C'est un cas où les erreurs sont fréquentes et faciles à démontrer : surfaces déclarées de mémoire, équipements cochés par excès, dépendances comptées deux fois. La fiche d'évaluation n° 6675-M permet de vérifier ce qui a été retenu, et la réclamation reste ouverte jusqu'au 31 décembre de l'année suivant la mise en recouvrement.
Questions fréquentes
Combien de temps dure l'exonération de taxe foncière pour une construction neuve ?
Deux ans, en application de l'article 1383 du code général des impôts : les deux années qui suivent celle de l'achèvement. Une construction achevée en 2026 est exonérée en 2027 et 2028 et redevient imposable en 2029. L'année de l'achèvement n'entre pas dans le compte, la taxe s'appréciant au 1er janvier.
Que se passe-t-il si je déclare ma construction en retard ?
L'exonération n'est pas décalée, elle est amputée. L'article 1406 II prévoit que lorsque la déclaration est souscrite hors délais, l'exonération s'applique pour la période restant à courir après le 31 décembre de l'année suivante. Une construction achevée en 2026 mais déclarée en 2027 n'est exonérée qu'en 2028 : une année perdue, sans rattrapage possible.
À partir de quand courent les 90 jours ?
De la réalisation définitive de la construction, c'est-à-dire de son achèvement. Ni la date du permis de construire, ni la réception des travaux par l'entreprise, ni l'emménagement ne servent de point de départ. Un local est réputé achevé lorsque son état d'avancement permet une occupation effective, même si des finitions restent à faire.
Une extension ou une véranda ouvre-t-elle droit à l'exonération de 2 ans ?
Oui. L'article 1383 vise les constructions nouvelles, les reconstructions et les additions de construction à usage d'habitation. Une extension, une surélévation ou un comble aménagé en pièce habitable en relèvent, pour la part correspondant à ce qui a été ajouté — à condition d'être déclarés dans les quatre-vingt-dix jours.
L'exonération de 2 ans est-elle la même dans toutes les communes ?
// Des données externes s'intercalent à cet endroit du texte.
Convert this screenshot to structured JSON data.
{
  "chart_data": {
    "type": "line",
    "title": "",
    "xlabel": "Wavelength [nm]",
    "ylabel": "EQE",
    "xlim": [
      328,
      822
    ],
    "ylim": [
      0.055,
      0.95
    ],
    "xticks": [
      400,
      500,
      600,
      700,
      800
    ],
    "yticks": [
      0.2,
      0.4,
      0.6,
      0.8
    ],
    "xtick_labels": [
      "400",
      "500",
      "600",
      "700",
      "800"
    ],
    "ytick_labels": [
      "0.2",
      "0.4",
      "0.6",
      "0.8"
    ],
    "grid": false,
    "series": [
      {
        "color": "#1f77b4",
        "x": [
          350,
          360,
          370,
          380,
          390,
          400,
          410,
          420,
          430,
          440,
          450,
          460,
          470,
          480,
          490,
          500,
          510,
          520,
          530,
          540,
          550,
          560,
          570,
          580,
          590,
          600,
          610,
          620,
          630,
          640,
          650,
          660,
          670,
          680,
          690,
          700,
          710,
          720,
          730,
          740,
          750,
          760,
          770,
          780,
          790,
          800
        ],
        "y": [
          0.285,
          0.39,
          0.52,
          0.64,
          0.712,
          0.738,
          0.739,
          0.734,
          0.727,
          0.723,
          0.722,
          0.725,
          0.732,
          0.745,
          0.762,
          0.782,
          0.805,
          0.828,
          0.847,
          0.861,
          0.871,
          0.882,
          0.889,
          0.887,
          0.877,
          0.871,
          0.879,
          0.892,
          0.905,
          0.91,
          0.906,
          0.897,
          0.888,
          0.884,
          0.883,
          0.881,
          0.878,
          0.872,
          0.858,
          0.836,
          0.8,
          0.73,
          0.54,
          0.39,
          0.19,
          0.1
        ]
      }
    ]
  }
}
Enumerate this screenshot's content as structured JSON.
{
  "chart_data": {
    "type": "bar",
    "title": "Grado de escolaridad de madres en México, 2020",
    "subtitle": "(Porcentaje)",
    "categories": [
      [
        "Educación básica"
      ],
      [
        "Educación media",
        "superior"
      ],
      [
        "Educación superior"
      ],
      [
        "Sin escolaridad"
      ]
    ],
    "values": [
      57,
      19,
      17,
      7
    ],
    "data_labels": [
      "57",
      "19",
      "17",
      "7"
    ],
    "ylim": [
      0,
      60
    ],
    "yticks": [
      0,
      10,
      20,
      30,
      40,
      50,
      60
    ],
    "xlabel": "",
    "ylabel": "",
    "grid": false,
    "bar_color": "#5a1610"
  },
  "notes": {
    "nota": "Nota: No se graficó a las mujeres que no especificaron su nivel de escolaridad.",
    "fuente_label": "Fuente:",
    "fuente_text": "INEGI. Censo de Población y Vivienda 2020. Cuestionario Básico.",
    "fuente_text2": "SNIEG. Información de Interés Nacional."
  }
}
Non. Par délibération et pour la part qui lui revient, la commune peut limiter l'exonération à 40, 50, 60, 70, 80 ou 90 % de la base imposable pour les immeubles d'habitation. L'établissement public de coopération intercommunale peut, pour sa part, la supprimer entièrement. Il faut donc se renseigner auprès de sa commune : c'est une information publique.
Suis-je exonéré des ordures ménagères pendant ces deux ans ?
Non. La taxe d'enlèvement des ordures ménagères n'est pas concernée par l'exonération de l'article 1383. Vous recevrez donc un avis d'imposition pendant les deux années d'exonération, portant la TEOM et les frais de gestion correspondants.
Une échéance, puis une vérification
Déclarez dans les 90 jours, vérifiez la troisième année
Ce sont les deux seuls moments qui comptent. Le premier fait gagner une année d'exonération. Le second décide de ce que vous paierez pendant les vingt ans qui suivent, puisque la valeur locative établie à partir de votre déclaration ne sera plus jamais révisée d'elle-même.